Pulley system on a frictionless cart

Yes, the cart will move, due to the force applied by the string to the pulley.

To solve, calculate the string tension while the weights are moving, and then note that the pulley has to provide an opposing force in order to change the string's direction. The reaction to that force acts upon the cart, accelerating it.

Momentum is conserved because the resting weight is accelerated to the right, while the cart is accelerated to the left.

Calculating the actual numbers will be entertaining, as you must include the cart's acceleration while calculating the string tension. I'm guessing that including a new, accelerating reference frame won't be helpful, as you won't know the magnitude of the acceleration until the problem has been solved.

Edit: as noted in a comment by dmmckee, the answer will depend on whether the hanging weight is constrained to stay in contact with the cart, or is free to swing away from it (which it would do if allowed).


Let the mass of cart be $M$, mass of hanging weight be $m_1$ and mass on top of cart be $m_2$. Choosing and inertial coordinate system, let the x coordinate of $M$ , $m_1$ and $m_2$ be $X$ , $x_1$ and $x_2$ respectively. Let $T$ be the tension in the string and $a$ be the acceleration of the masses ( horizontal for $m_2$ and vertical for $m_1$).

Equations of motion give:

$$ m_1g -T=m_1a $$ $$ T=m_2a \tag{0}$$ Hence, $a=m_1g/(m_1+m_2) \tag{1}$

let $X_{cm}$ be the X centre of mass coordinate of the system. $$X_{cm}=\frac{m_1x_1+m_2x_2+MX}{m_1+m_2+M}$$

differentiating twice; $$\ddot{X}_{cm}=\frac{m_1\ddot{x}_1+m_2\ddot{x}_2+M\ddot{X}}{m_1+m_2+M} \tag{2}$$ Since $\ddot{X}_{cm} =0 $ , $\ddot{x}_1=\ddot{X}$,($m_1$ does not swing ) and $\ddot{x}_2=a$ , $$m_1\ddot{X} + m_2a+ M\ddot{X} = 0 \tag{3}$$ We can use eq(1) and eq(3) to find $X, x_1, x_2$ as a function of time.

Method 2:

Since @Buraian wants equations with the method @Daniel Griscom suggested, here they are: Consider the part of the string that is in contact with the pulley. It experiences a force $T$ downwards and $T$ towards the left. Say the pulley applies a force of $N_1$ on the string ( towards upper right). By Newton's third law, the string applies $N_1$ on mass $M$ (towards bottom left).

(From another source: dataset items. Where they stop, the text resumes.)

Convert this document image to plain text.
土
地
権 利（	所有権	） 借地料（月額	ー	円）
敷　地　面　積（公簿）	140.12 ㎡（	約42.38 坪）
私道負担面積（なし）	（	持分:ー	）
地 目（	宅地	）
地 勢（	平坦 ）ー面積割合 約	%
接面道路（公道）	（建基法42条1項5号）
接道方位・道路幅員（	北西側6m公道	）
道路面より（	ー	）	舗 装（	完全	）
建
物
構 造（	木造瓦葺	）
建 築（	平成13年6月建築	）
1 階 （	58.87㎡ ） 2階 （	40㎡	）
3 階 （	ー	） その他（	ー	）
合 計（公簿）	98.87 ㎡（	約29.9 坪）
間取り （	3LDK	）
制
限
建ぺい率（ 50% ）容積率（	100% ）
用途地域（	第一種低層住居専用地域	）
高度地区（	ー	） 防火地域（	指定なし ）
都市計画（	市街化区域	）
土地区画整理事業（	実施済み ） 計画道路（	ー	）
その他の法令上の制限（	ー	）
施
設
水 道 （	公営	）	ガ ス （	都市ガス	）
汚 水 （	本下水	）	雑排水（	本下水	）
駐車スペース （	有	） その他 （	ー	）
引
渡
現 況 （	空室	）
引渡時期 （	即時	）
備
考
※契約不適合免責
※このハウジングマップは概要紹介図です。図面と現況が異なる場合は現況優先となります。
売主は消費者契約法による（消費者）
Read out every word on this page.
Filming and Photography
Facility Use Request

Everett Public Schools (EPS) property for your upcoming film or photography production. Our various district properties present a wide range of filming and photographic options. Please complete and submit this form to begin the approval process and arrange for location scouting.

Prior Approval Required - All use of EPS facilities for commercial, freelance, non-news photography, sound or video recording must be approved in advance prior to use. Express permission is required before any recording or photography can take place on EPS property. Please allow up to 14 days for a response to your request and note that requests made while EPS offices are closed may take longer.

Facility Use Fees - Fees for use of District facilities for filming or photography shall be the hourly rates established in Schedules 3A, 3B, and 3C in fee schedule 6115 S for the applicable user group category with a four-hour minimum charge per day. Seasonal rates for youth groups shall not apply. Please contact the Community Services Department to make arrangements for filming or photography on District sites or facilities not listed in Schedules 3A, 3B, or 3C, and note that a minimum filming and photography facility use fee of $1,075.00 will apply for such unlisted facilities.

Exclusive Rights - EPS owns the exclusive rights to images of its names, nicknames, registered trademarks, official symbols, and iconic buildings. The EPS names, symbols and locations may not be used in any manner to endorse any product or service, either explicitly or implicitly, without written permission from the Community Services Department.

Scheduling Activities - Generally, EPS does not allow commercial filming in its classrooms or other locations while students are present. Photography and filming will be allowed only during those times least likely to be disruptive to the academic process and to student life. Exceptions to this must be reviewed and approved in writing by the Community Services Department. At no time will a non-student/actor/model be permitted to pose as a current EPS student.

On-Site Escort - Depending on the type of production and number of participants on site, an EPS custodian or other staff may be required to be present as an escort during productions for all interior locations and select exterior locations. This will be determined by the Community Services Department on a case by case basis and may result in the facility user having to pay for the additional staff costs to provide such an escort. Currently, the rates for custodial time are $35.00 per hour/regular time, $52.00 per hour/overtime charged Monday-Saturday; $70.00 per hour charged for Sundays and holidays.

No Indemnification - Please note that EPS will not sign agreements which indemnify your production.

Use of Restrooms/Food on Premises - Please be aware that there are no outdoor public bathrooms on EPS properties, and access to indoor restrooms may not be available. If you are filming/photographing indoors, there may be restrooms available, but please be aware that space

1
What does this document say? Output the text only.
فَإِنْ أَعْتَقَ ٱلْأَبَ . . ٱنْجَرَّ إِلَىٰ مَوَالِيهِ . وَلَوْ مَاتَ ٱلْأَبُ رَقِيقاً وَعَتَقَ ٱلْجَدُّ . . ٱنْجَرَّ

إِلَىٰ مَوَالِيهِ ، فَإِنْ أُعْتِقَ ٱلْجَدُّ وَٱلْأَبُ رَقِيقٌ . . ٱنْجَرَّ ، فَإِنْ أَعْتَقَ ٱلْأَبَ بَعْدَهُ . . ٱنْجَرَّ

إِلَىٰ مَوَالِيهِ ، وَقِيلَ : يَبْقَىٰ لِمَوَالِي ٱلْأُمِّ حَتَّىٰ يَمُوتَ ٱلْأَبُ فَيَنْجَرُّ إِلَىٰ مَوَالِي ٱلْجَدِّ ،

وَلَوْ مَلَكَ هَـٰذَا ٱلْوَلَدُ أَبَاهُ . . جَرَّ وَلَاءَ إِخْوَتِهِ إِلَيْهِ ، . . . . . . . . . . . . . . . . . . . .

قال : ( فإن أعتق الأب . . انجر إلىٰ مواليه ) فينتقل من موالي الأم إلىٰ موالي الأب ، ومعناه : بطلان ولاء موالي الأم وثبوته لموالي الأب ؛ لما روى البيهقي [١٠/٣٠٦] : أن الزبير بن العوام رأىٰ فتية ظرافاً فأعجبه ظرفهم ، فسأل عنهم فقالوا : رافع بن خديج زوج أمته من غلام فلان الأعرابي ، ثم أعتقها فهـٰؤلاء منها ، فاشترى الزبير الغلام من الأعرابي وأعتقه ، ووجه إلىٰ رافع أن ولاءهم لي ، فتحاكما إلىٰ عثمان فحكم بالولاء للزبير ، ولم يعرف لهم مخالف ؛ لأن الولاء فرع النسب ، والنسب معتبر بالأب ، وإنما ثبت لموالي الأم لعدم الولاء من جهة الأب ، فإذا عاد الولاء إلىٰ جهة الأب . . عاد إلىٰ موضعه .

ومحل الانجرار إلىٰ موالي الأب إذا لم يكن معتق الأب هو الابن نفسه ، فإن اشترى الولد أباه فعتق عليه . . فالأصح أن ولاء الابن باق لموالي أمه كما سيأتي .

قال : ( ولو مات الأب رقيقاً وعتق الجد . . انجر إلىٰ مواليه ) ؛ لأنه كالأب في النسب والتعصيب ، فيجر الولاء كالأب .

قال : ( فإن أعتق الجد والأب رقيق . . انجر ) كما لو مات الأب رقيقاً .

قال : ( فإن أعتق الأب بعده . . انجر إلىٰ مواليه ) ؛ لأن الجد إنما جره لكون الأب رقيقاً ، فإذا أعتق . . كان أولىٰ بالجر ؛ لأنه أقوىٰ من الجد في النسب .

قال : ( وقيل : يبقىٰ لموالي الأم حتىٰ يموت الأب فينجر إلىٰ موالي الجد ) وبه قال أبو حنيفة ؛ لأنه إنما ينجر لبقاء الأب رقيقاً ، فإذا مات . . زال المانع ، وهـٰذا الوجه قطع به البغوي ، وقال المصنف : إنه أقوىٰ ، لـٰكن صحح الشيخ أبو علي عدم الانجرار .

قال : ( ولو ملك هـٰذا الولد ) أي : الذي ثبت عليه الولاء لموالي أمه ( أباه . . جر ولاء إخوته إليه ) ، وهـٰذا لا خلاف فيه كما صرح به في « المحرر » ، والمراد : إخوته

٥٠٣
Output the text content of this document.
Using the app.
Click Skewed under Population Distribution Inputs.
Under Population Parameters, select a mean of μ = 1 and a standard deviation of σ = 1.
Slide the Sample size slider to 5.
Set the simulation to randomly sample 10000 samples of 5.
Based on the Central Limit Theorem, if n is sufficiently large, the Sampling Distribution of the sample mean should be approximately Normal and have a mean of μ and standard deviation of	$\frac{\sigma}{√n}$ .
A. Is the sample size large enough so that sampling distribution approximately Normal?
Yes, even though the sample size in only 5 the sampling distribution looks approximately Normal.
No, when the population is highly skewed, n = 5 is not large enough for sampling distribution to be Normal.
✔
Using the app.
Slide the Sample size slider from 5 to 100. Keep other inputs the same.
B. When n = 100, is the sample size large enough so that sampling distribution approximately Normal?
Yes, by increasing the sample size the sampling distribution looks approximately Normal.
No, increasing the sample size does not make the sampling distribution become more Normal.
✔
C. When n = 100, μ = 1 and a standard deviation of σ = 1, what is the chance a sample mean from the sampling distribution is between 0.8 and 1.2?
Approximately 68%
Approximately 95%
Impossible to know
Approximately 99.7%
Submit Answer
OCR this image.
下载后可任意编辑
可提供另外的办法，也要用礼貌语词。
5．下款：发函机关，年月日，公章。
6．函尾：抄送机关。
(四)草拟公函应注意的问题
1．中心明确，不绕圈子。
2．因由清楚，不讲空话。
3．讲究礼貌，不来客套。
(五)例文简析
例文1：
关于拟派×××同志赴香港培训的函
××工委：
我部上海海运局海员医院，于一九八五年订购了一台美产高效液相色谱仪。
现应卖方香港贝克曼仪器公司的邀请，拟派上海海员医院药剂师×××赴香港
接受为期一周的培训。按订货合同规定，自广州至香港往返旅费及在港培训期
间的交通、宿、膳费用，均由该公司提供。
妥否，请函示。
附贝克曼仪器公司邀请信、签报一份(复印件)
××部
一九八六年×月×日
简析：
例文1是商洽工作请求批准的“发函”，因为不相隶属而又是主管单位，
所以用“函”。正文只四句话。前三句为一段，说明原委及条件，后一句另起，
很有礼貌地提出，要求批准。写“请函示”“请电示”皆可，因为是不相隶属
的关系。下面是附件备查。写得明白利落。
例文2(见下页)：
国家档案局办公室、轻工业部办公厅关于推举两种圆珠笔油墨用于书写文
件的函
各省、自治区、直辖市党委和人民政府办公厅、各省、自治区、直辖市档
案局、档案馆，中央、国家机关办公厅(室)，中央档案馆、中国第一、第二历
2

Since $m_1$ doesn't swing, the rail (part of mass $M$) applies a force $N_2$ (towards left) on $m_1$ and $m_1$ applies a force of $N_2$ on $M$ towards right. Let $M$ (and $m_1$)accelerate with $a^{'}$, horizontally.

Since the net force on a mass less string is always $0$, $$N_1cos(45^0)=T \tag{4}$$ from eq(1),eq(0) and eq(4) we can get the value of $N_1$.

Equation of motion for $M$: $$N_1cos(45^0)-N_2 = Ma^{'} \tag{5}$$ Equation of motion for $m_1$ (X direction ): $$N_2=m_1a^{'}\tag{6}$$

Needless to say, by eq(5) and eq(6) we can obtain all the quantities and predict the motions of blocks. we get $a^{'}$ which is the same as $\ddot{X}=m_1m_2g/((m_1+m_2)(m_1+M))$ from first method.